Shatranj.ai presents a heritage-first, build-and-experiment model of AI in education. We use chess, shatranj, and historical board games to help students understand artificial intelligence from the inside: rules, states, search, evaluation, learning, ethics, and intelligent system design.
Our goal is not only AI literacy in the sense of awareness or tool use. Our goal is to help young people become future AI architects: learners who can explain, build, test, improve, and responsibly question intelligent systems.
The Shatranj.ai curriculum begins with ancient chessboard challenges and turns them into modern lessons in computation, algorithms, and artificial intelligence.
Artificial intelligence in education should not be reduced to using chatbots, writing prompts, or automating homework. Students also need to understand how AI systems represent problems, search possibilities, evaluate choices, learn from feedback, and affect society.
Shatranj.ai gives institutions a concrete way to teach these ideas. A board game is a visible system: every position has a state, every move changes the state, every rule can be coded, and every algorithm can be inspected, debugged, compared, and improved.
The intertwined history of chess and artificial intelligence is central to our teaching philosophy. From early automata and café chess culture to Shannon, Turing, Deep Blue, Stockfish, AlphaZero, and modern learning systems, chess gives students one of the clearest historical pathways for understanding how humans imagined, built, tested, and improved intelligent machines.
Shatranj.ai is an Erasmus+ KA2 youth education project built around the idea that artificial intelligence becomes easier to understand when students can see it through games, puzzles, history, and code.
We combine cultural heritage with computational thinking. Students explore historic board games from European, Mediterranean, African, Asian, and Islamic intellectual traditions, then rebuild these games as programmable systems.
This approach makes AI education more inclusive. Students do not begin with abstract machine-learning terminology alone. They begin with familiar ideas: boards, pieces, rules, moves, puzzles, strategy, stories, and decisions.
Our educational promise is simple: students move from playing games to modeling systems, from solving puzzles to implementing algorithms, and from using AI tools to thinking like future AI architects.

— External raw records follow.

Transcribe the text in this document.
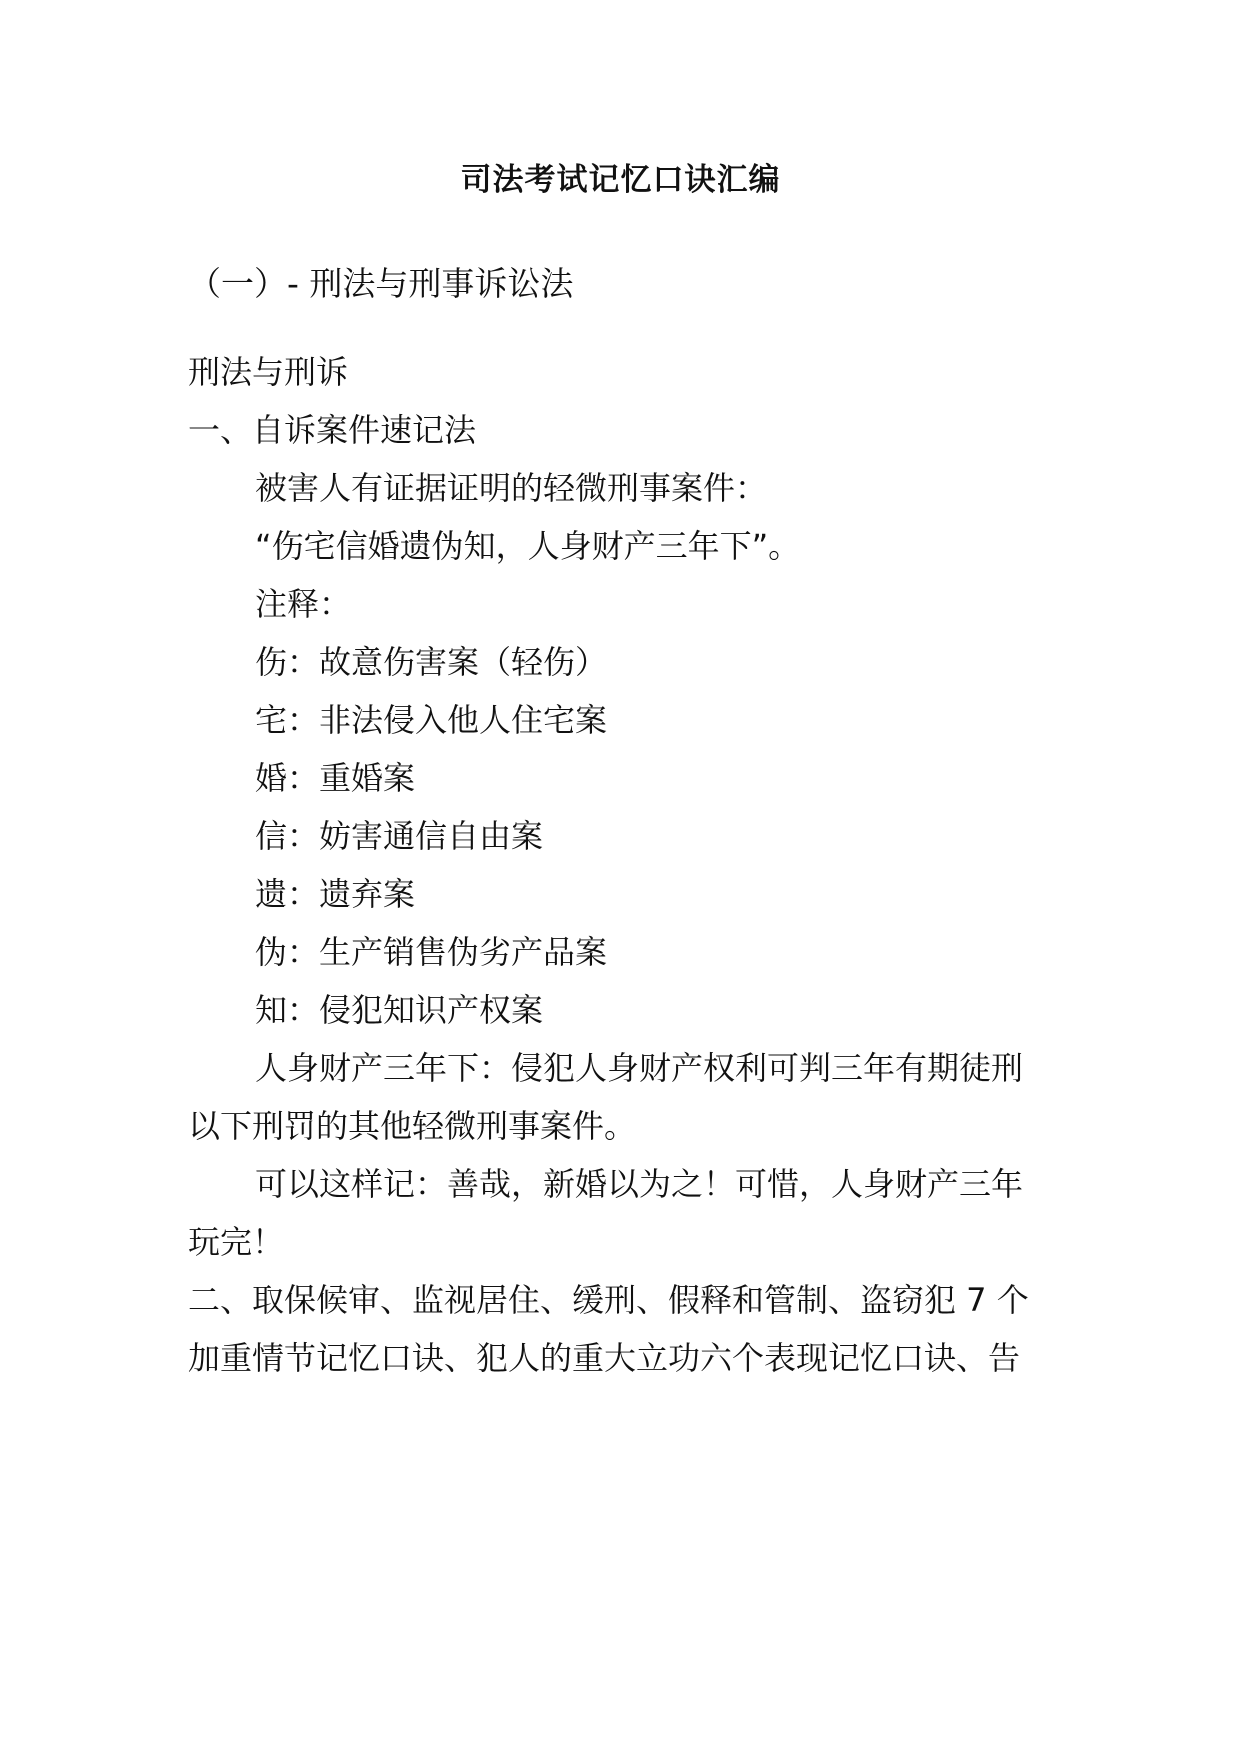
司法考试记忆口诀汇编
（一）- 刑法与刑事诉讼法
刑法与刑诉
一、自诉案件速记法
被害人有证据证明的轻微刑事案件：
“伤宅信婚遗伪知，人身财产三年下”。
注释：
伤：故意伤害案（轻伤）
宅：非法侵入他人住宅案
婚：重婚案
信：妨害通信自由案
遗：遗弃案
伪：生产销售伪劣产品案
知：侵犯知识产权案
人身财产三年下：侵犯人身财产权利可判三年有期徒刑
以下刑罚的其他轻微刑事案件。
可以这样记：善哉，新婚以为之！可惜，人身财产三年
玩完！
二、取保候审、监视居住、缓刑、假释和管制、盗窃犯 7 个
加重情节记忆口诀、犯人的重大立功六个表现记忆口诀、告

Historic board games are powerful educational laboratories. They are culturally meaningful, visually clear, mathematically structured, and computationally rich. They allow students to connect history, language, design, ethics, mathematics, computer science, and artificial intelligence.
In Shatranj.ai, students work with chess, shatranj, Qirkat, Mancala, the Royal Game of Ur, 3-stone and 9-stone games, Othello/Reversi, checkers variants, and other strategic games. The point is not to teach AI as a single technique. The point is to teach AI as a transferable way of representing and solving problems.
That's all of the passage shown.